Je me contente de sourire, heureuse qu'on ne parle pas des circonstances de notre rencontre. Mr Prince Charmant fait le tour de la salle et distribue les bises. Et moi, comme une conne, je ne peux m'empêcher de mâter son cul. Il faut dire que ça fait un moment que je n'ai pas eu de mec dans ma vie. Je dirais même que ça fait 63 jours exactement. J'ai largué mon ex en même temps que mes collègues. Le grand ménage de l'été. J'ai viré tout ce qui était toxique dans ma vie. Enfin presque.

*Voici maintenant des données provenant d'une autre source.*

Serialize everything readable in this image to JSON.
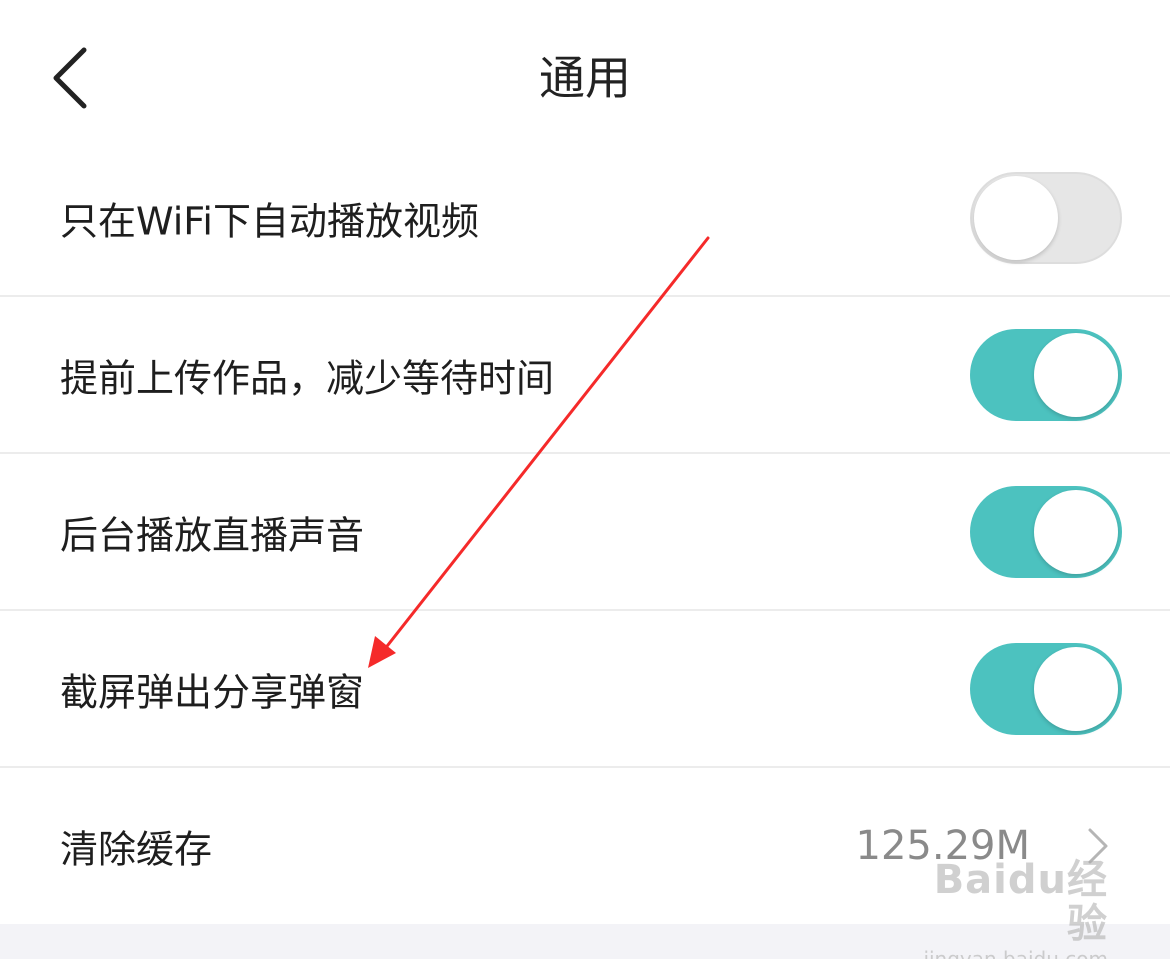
{
  "header": {
    "title": "通用",
    "back_icon": "chevron-left-icon"
  },
  "settings": [
    {
      "label": "只在WiFi下自动播放视频",
      "toggle": "off"
    },
    {
      "label": "提前上传作品，减少等待时间",
      "toggle": "on"
    },
    {
      "label": "后台播放直播声音",
      "toggle": "on"
    },
    {
      "label": "截屏弹出分享弹窗",
      "toggle": "on"
    }
  ],
  "cache": {
    "label": "清除缓存",
    "value": "125.29M"
  },
  "watermark": {
    "logo": "Baidu经验",
    "url": "jingyan.baidu.com"
  },
  "colors": {
    "toggle_on": "#4cc2bf",
    "toggle_off": "#e6e6e6",
    "arrow": "#f52a2a"
  }
}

Je finis par sortir de ma contemplation fessière et constate qu'un casque de moto est posé à côté de moi. Et là, je percute. Le prince charmant et son destrier ! Adrien a une moto. Ben je comprends mieux pourquoi il les fait fantasmer. Un mec aussi beau et avec une moto, comment ne pas baver d'envie devant lui ! Ayant fait le tour de sa cour d'admiratrices, Mr Prince Charmant vient s'asseoir à côté de moi. Allez, Eilenn ! Ne te laisse pas avoir. C'est sûrement un séducteur fini. Le genre de mec qui ne veut pas se poser et qui a pour philosophie « pourquoi se contenter d'une quand tu peux avoir plusieurs ». Bref, le genre de mecs que tu fuis depuis toujours. Même si tu es sorti pendant 3 ans avec un con de cette espèce. Sans le savoir.
Je décide donc de regarder droit devant moi et de me concentrer sur le discours de la directrice. Et bizarrement, ça marche. Durant deux longues heures, elle nous rappelle les horaires de l'école, le règlement intérieur et toutes ces petites choses qui font que notre travail est parfois lourd, voire chiant. Je déteste ce côté administratif. Toujours plus de papiers à remplir, toujours plus de précautions à prendre. A se demander quand on va parler de notre job, celui pour lequel j'ai fait quatre années de master, et passer un concours. Celui pour lequel je touche un salaire proche du SMIC. Celui qui m'a toujours fait rêver quand j'étais enfant. Celui de maîtresse. Parce que oui, c'est une vocation. J'aime les enfants, même si je n'en ai pas. J'aime voir leurs petites frimousses quand je leur lis une histoire, ou quand enfin ils comprennent ce que j'essaie de leur inculquer depuis des jours. Rien ne vaut le sourire et la reconnaissance d'un enfant à qui on a appris quelque chose, pour qui on prend du temps. J'aime mon travail, même s'il est pourri par toutes ces conneries de paperasse.